Most car manufacturers still to really skimp in the weirdest places. Things
like headlights... pay a few $k for nice lights or get crap. So much so that
the IIHS started lowering the safety ratings on cars.

Should $50k cars really charge $$$ for decent headlights and LED brake lights?

The Tesla was a breath of fresh air. Nice user interface, nice design, nice
big touch screen, great nav, good seats, good voice recognition, etc.
Especially as most of the auto world is moving to tiny, high rpm, "wonder" 2
liter turbos. They do well on MPG... during testing, much less so in real
world conditions. They also seem to have significantly less longevity than the
engines they replace. Saw quite a few of the CPO warranties decreased, which I
found particularly troublesome.

I don't feel nickle and dimed, there's no huge matrix of incompatible upgrades
engineered to up sell you. It's a safe car, fast car, fun to drive, and likely
to last longer than an ICE car.

It's also more american made than any other car.

------
woodandsteel
People need to look at the larger picture. Decades ago it became clear it was
urgent for the human race to move off of fossil fuels, and this included
automobiles. The problem was the technology was not at all ready, especially
the batteries.

So Musk went to work developing li-ion battery cars that would be up to the
job, and cheap enough to buy. Over the years Tesla has made great progress,
and so did many other companies, and in addition many governments have been
pushing ev's. As a consequence the ev industry is taking off, and that will do
an enormous amount to help save the climate.

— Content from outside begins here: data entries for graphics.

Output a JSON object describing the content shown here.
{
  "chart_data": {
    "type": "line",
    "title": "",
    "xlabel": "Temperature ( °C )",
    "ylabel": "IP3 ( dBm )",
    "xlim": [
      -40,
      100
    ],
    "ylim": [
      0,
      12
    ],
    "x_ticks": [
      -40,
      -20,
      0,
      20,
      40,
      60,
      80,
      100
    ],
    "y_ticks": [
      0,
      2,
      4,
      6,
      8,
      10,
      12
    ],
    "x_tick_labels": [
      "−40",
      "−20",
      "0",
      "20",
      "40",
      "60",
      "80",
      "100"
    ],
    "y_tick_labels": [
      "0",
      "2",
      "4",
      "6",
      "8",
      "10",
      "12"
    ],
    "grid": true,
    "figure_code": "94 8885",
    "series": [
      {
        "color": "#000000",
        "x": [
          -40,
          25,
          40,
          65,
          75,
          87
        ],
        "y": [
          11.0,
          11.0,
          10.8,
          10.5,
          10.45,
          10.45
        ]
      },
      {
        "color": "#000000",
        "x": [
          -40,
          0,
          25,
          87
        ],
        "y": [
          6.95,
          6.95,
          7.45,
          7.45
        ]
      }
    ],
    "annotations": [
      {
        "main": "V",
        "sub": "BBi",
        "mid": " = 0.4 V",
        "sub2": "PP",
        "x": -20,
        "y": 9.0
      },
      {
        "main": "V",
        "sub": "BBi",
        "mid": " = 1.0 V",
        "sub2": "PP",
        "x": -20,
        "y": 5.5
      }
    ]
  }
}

Why do so many people ignore all this and focus on criticizing Tesla? Some of
them are climate change deniers, or people invested in the fossil fuel
industry. Some are shorters who just want to make money. And some are haters
who are not happy unless they are busy hating something, and happened to have
picked Tesla and Musk.

So yes, there are things Tesla does wrong. But everyone needs to be focusing
on the larger picture, and the role that Tesla is playing in it.